- Preferred Equity and Preferred Leverage. In addition to the usual players in the preferred share space, we saw robust participation by secondaries funds in the . The preferred shares were often accompanied by a financing – either in connection with the acquisition by the secondaries fund or as a dividend recapitalization by the issuer of the preferred share.
- Secondaries Financing. With top secondaries fund sponsors continuing to raise record amounts of capital, mega-funds are likely to support robust trading levels in the secondaries market. And we expect a material portion of that trading to be funded with debt.
- Hedge Fund Financing. 2021 was a strong year for financing for hedge funds. Not surprisingly, much of that activity was the result of new fund launches by, and large mandates for separately managed accounts awarded to, the largest investment managers of funds of hedge funds. But we have also noted a recent surge in single-manager hedge fund transactions (loans to feeder funds, general partners, management companies or principals secured by interests in a single affiliated hedge fund). This market has been comparatively quiet the past few years.

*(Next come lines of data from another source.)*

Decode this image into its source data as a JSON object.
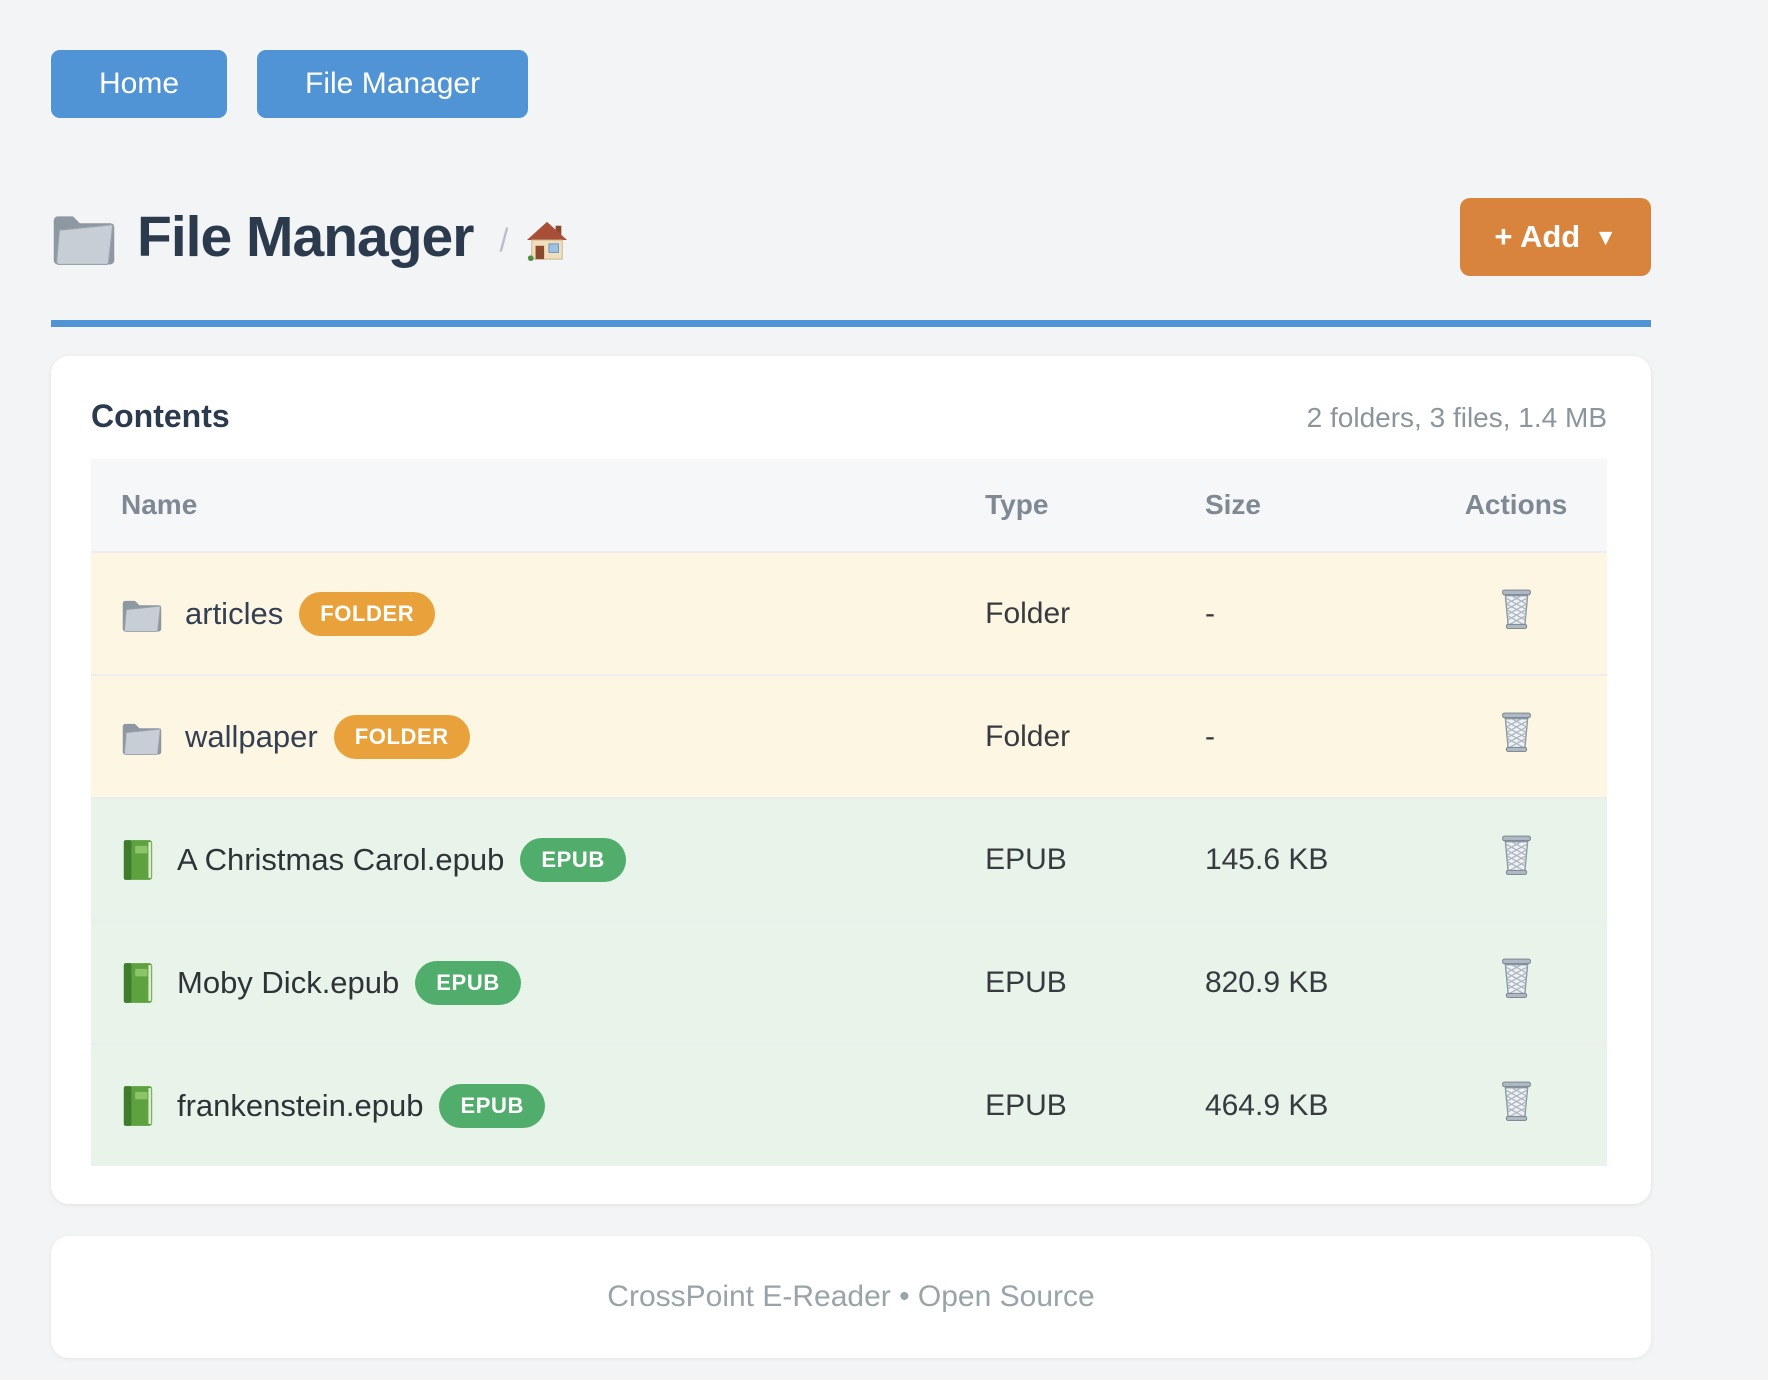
{
  "nav": {
    "home_label": "Home",
    "file_manager_label": "File Manager"
  },
  "header": {
    "title": "File Manager",
    "breadcrumb_separator": "/",
    "add_button": {
      "label": "+ Add",
      "caret": "▼"
    }
  },
  "contents": {
    "heading": "Contents",
    "summary": "2 folders, 3 files, 1.4 MB",
    "table": {
      "columns": [
        "Name",
        "Type",
        "Size",
        "Actions"
      ],
      "rows": [
        {
          "name": "articles",
          "kind": "folder",
          "badge": "FOLDER",
          "type": "Folder",
          "size": "-"
        },
        {
          "name": "wallpaper",
          "kind": "folder",
          "badge": "FOLDER",
          "type": "Folder",
          "size": "-"
        },
        {
          "name": "A Christmas Carol.epub",
          "kind": "epub",
          "badge": "EPUB",
          "type": "EPUB",
          "size": "145.6 KB"
        },
        {
          "name": "Moby Dick.epub",
          "kind": "epub",
          "badge": "EPUB",
          "type": "EPUB",
          "size": "820.9 KB"
        },
        {
          "name": "frankenstein.epub",
          "kind": "epub",
          "badge": "EPUB",
          "type": "EPUB",
          "size": "464.9 KB"
        }
      ]
    }
  },
  "footer": {
    "text": "CrossPoint E-Reader • Open Source"
  },
  "colors": {
    "nav_button": "#5094d6",
    "add_button": "#d8843c",
    "divider": "#4f94d4",
    "folder_badge": "#e9a23b",
    "epub_badge": "#50ad6b",
    "folder_row_bg": "#fdf6e2",
    "epub_row_bg": "#e8f3e9"
  }
}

- Portfolio Hedging. LIBOR amendments dominated lawyer time sheets in Q4, but we are having a lot of discussions with lenders and borrowers around strategies for most efficiently incorporating currency and interest rate hedging programs into financing offerings. Given the increasingly international focus of investment portfolios and concerns about potential increases in interest rates, we expect to spend more time on portfolio hedging issues in 2022.
- Upsizes. While new deals get all the attention, upsizes of existing deals have been the quiet drivers of profit growth for a lot of NAV-focused businesses. Staying close https://paydayloanstennessee.com/ to clients and providing flexibility to meet their evolving needs pays off. Valuation increases in investment portfolios and investor expectations for accelerated returns of capital have been material factors driving upsizes.

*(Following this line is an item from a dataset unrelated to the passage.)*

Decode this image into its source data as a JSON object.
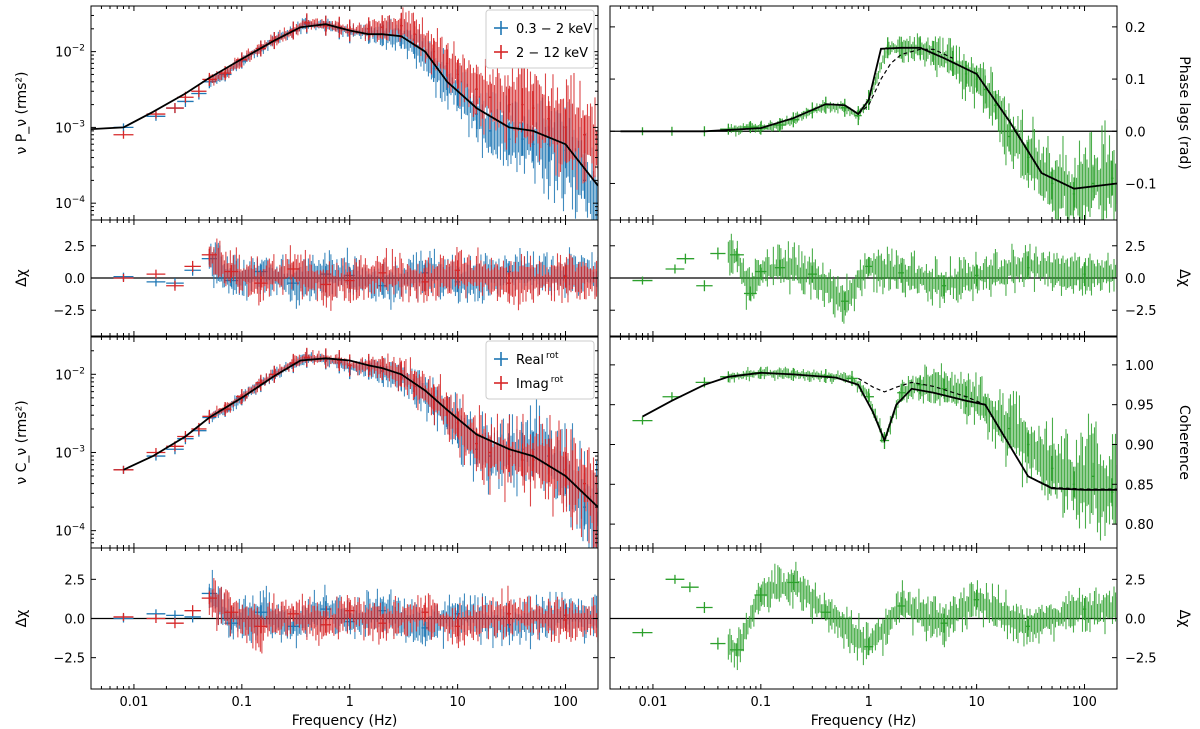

Environmental, social and governance dealmaking has been an increasingly relevant topic the last couple of years and, as has been discussed extensively in Fund Finance Friday, has become a growing component of the subscription fund finance market generally. However, on the NAV side of the market, we have yet to see ESG make meaningful inroads in deal structuring and documentation. This obviously makes it more difficult to provide financing incentives to a fund based on ESG investment metrics in these contexts. Nonetheless, it will be interesting to see how ESG continues to impact the fund finance markets in general and whether we will start to see ESG make an impact on the NAV financing market in particular.
NAV facilities are typically provided to funds in the later stages of their investment activity or to funds that are using NAV financing to acquire or leverage a specific investment or portfolio of investments
LIBOR/SOFR Amendments. While LIBOR remediation has been in full swing for quite some time in the subscription finance world, the LIBOR transition has really just begun in the U.S. NAV markets. Given the more targeted use of NAV financings in general, there is typically a smaller subset of currencies available to borrow for any particular facility. As a result, the LIBOR transition date for non-USD LIBOR rates had a much smaller impact on NAV financings (at least in the U. We expect 2022 to be a different story.

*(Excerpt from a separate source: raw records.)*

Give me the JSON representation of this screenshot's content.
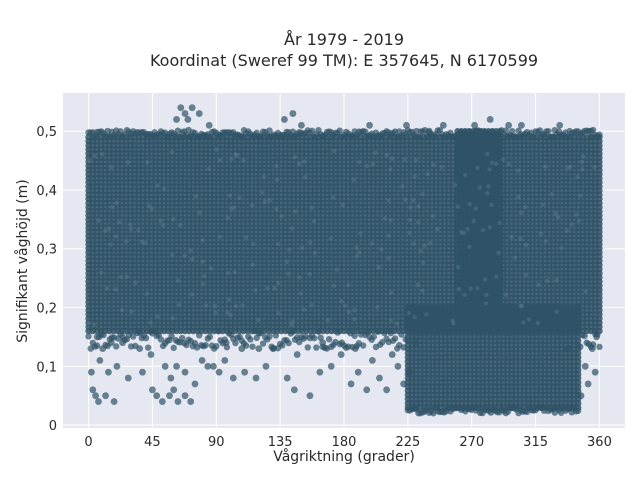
{
  "chart_data": {
    "type": "scatter",
    "title_line1": "År 1979 - 2019",
    "title_line2": "Koordinat (Sweref 99 TM): E 357645, N 6170599",
    "xlabel": "Vågriktning (grader)",
    "ylabel": "Signifikant våghöjd (m)",
    "xlim": [
      -18,
      378
    ],
    "ylim": [
      -0.005,
      0.565
    ],
    "xticks": [
      0,
      45,
      90,
      135,
      180,
      225,
      270,
      315,
      360
    ],
    "xtick_labels": [
      "0",
      "45",
      "90",
      "135",
      "180",
      "225",
      "270",
      "315",
      "360"
    ],
    "yticks": [
      0,
      0.1,
      0.2,
      0.3,
      0.4,
      0.5
    ],
    "ytick_labels": [
      "0",
      "0,1",
      "0,2",
      "0,3",
      "0,4",
      "0,5"
    ],
    "grid": true,
    "marker_color": "#2f5266",
    "background": "#e5e8f1",
    "dense_regions": [
      {
        "x": [
          0,
          360
        ],
        "y": [
          0.16,
          0.49
        ]
      },
      {
        "x": [
          225,
          345
        ],
        "y": [
          0.03,
          0.2
        ]
      },
      {
        "x": [
          260,
          290
        ],
        "y": [
          0.2,
          0.5
        ]
      }
    ],
    "points": [
      [
        65,
        0.54
      ],
      [
        73,
        0.54
      ],
      [
        68,
        0.53
      ],
      [
        78,
        0.53
      ],
      [
        62,
        0.52
      ],
      [
        70,
        0.52
      ],
      [
        85,
        0.51
      ],
      [
        144,
        0.53
      ],
      [
        138,
        0.52
      ],
      [
        150,
        0.51
      ],
      [
        283,
        0.52
      ],
      [
        272,
        0.51
      ],
      [
        296,
        0.51
      ],
      [
        224,
        0.51
      ],
      [
        198,
        0.51
      ],
      [
        250,
        0.51
      ],
      [
        240,
        0.5
      ],
      [
        305,
        0.51
      ],
      [
        332,
        0.51
      ],
      [
        354,
        0.5
      ],
      [
        8,
        0.11
      ],
      [
        2,
        0.09
      ],
      [
        3,
        0.06
      ],
      [
        5,
        0.05
      ],
      [
        7,
        0.04
      ],
      [
        12,
        0.05
      ],
      [
        18,
        0.04
      ],
      [
        14,
        0.09
      ],
      [
        20,
        0.1
      ],
      [
        10,
        0.13
      ],
      [
        28,
        0.08
      ],
      [
        38,
        0.09
      ],
      [
        45,
        0.06
      ],
      [
        52,
        0.04
      ],
      [
        48,
        0.05
      ],
      [
        57,
        0.05
      ],
      [
        60,
        0.06
      ],
      [
        63,
        0.04
      ],
      [
        68,
        0.05
      ],
      [
        72,
        0.04
      ],
      [
        75,
        0.07
      ],
      [
        58,
        0.08
      ],
      [
        62,
        0.1
      ],
      [
        54,
        0.1
      ],
      [
        44,
        0.12
      ],
      [
        68,
        0.09
      ],
      [
        80,
        0.11
      ],
      [
        84,
        0.1
      ],
      [
        88,
        0.1
      ],
      [
        92,
        0.09
      ],
      [
        96,
        0.11
      ],
      [
        102,
        0.08
      ],
      [
        110,
        0.09
      ],
      [
        118,
        0.08
      ],
      [
        125,
        0.1
      ],
      [
        130,
        0.13
      ],
      [
        108,
        0.13
      ],
      [
        97,
        0.14
      ],
      [
        140,
        0.08
      ],
      [
        145,
        0.06
      ],
      [
        147,
        0.12
      ],
      [
        156,
        0.05
      ],
      [
        163,
        0.09
      ],
      [
        171,
        0.1
      ],
      [
        178,
        0.12
      ],
      [
        185,
        0.07
      ],
      [
        190,
        0.09
      ],
      [
        196,
        0.06
      ],
      [
        200,
        0.11
      ],
      [
        205,
        0.08
      ],
      [
        210,
        0.06
      ],
      [
        214,
        0.12
      ],
      [
        218,
        0.1
      ],
      [
        222,
        0.07
      ],
      [
        226,
        0.09
      ],
      [
        350,
        0.1
      ],
      [
        355,
        0.13
      ],
      [
        347,
        0.05
      ],
      [
        352,
        0.07
      ],
      [
        357,
        0.09
      ],
      [
        36,
        0.13
      ],
      [
        24,
        0.14
      ],
      [
        16,
        0.14
      ],
      [
        6,
        0.15
      ],
      [
        120,
        0.13
      ],
      [
        165,
        0.14
      ],
      [
        188,
        0.13
      ],
      [
        230,
        0.14
      ],
      [
        338,
        0.13
      ],
      [
        358,
        0.15
      ]
    ]
  }
}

Pandemic 4.0. Other than some cancelled plans and a short-lived (we hope) return to WFH, the market has thus far proven to be impressively resilient in the face of Omicron and its staggering case counts. Whether it’s because the prevailing wisdom is that this latest wave will ebb as quickly as it flowed or that we are all just much more familiar with the pandemic playbook at this point, deal flow is full steam ahead and the new world order macroeconomic concerns are once again focused on mundane things like a hawkish Fed and inflation.